As farmers are delaying sales of their harvest hoping for higher prices in coming months, Indian traders are struggling to export cotton despite higher production.
Indian traders so far in the new season have contracted 70,000 bales for exports, significantly lower than more than 500,000 bales contracted during the same period a year ago, said a dealer with a global trading house. Bangladesh, Vietnam and China are among the key buyers of Indian cotton.
A report of Reuters says that the limited supplies are keeping local prices significantly above the global benchmark, making overseas sales unviable from the world’s biggest producer of the fibre.
Atul Ganatra, President of the Cotton Association of India (CAI) believes that harvesting of the new crop started last month, but many farmers are not willing to sell. They are holding crops hoping prices would rise like the last season.

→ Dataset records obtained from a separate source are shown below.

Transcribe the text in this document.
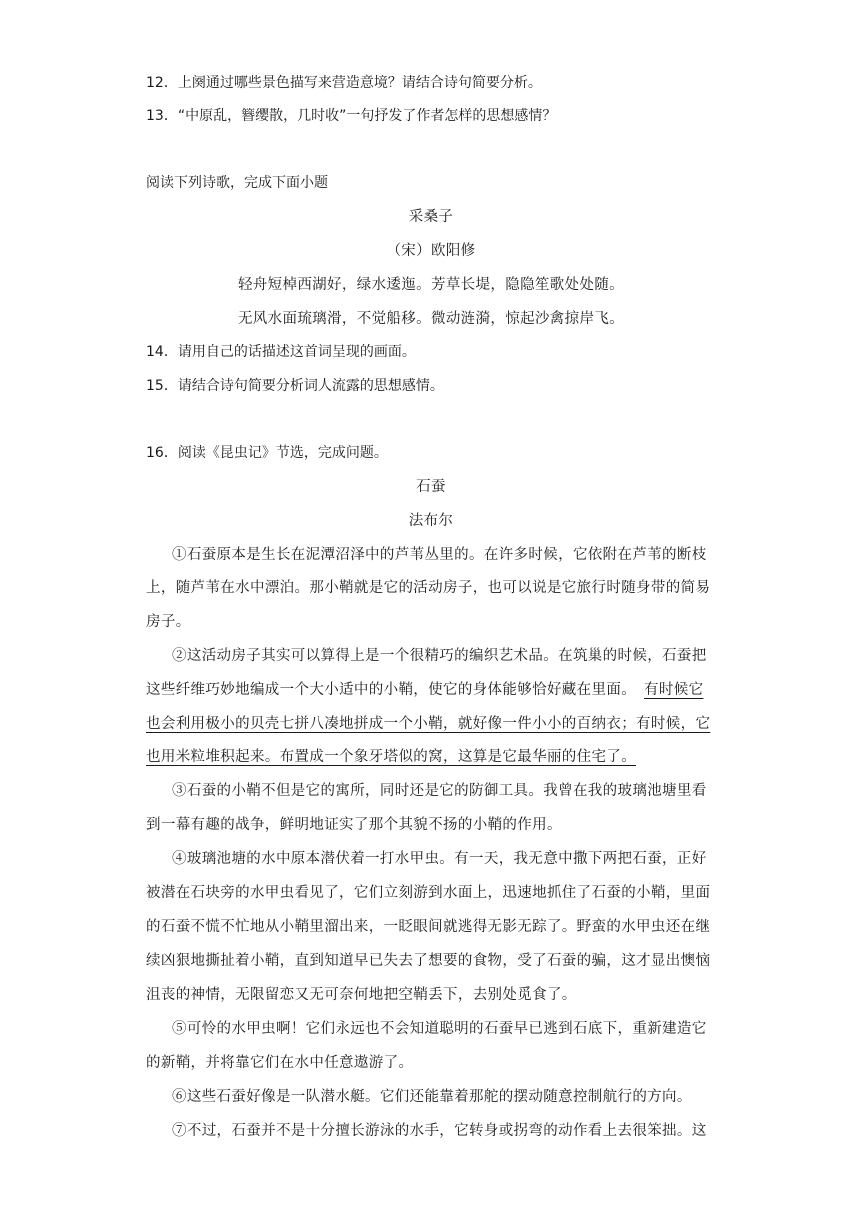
12．上阕通过哪些景色描写来营造意境？请结合诗句简要分析。
13．“中原乱，簪缨散，几时收”一句抒发了作者怎样的思想感情？
阅读下列诗歌，完成下面小题
采桑子
（宋）欧阳修
轻舟短棹西湖好，绿水逶迤。芳草长堤，隐隐笙歌处处随。
无风水面琉璃滑，不觉船移。微动涟漪，惊起沙禽掠岸飞。
14．请用自己的话描述这首词呈现的画面。
15．请结合诗句简要分析词人流露的思想感情。
16．阅读《昆虫记》节选，完成问题。
石蚕
法布尔
①石蚕原本是生长在泥潭沼泽中的芦苇丛里的。在许多时候，它依附在芦苇的断枝
上，随芦苇在水中漂泊。那小鞘就是它的活动房子，也可以说是它旅行时随身带的简易
房子。
②这活动房子其实可以算得上是一个很精巧的编织艺术品。在筑巢的时候，石蚕把
这些纤维巧妙地编成一个大小适中的小鞘，使它的身体能够恰好藏在里面。 有时候它
也会利用极小的贝壳七拼八凑地拼成一个小鞘，就好像一件小小的百纳衣；有时候，它
也用米粒堆积起来。布置成一个象牙塔似的窝，这算是它最华丽的住宅了。
③石蚕的小鞘不但是它的寓所，同时还是它的防御工具。我曾在我的玻璃池塘里看
到一幕有趣的战争，鲜明地证实了那个其貌不扬的小鞘的作用。
④玻璃池塘的水中原本潜伏着一打水甲虫。有一天，我无意中撒下两把石蚕，正好
被潜在石块旁的水甲虫看见了，它们立刻游到水面上，迅速地抓住了石蚕的小鞘，里面
的石蚕不慌不忙地从小鞘里溜出来，一眨眼间就逃得无影无踪了。野蛮的水甲虫还在继
续凶狠地撕扯着小鞘，直到知道早已失去了想要的食物，受了石蚕的骗，这才显出懊恼
沮丧的神情，无限留恋又无可奈何地把空鞘丢下，去别处觅食了。
⑤可怜的水甲虫啊！它们永远也不会知道聪明的石蚕早已逃到石底下，重新建造它
的新鞘，并将靠它们在水中任意遨游了。
⑥这些石蚕好像是一队潜水艇。它们还能靠着那舵的摆动随意控制航行的方向。
⑦不过，石蚕并不是十分擅长游泳的水手，它转身或拐弯的动作看上去很笨拙。这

He further added that farmers received record prices for their last season’s crop, but the new crop is unlikely to get the same price as local production has risen and global prices have fallen.
Cotton prices hit a record high of Rs. 52,410 per 170 kg in June. But prices have corrected nearly 40 per cent from the peak.
Ashwini Bansod, Head, Commodities Research at Phillip Capital India Pvt. Ltd., said that farmers used proceeds from the last few seasons’ harvest to create storage facilities, which they are using to store the crops.
Despite higher output, spot markets are receiving nearly a third lower in supplies than normal, industry officials estimated.
India could produce 34.4 million bales of cotton in the 2022-23 season that started on 1st October, up 12 per cent from a year ago.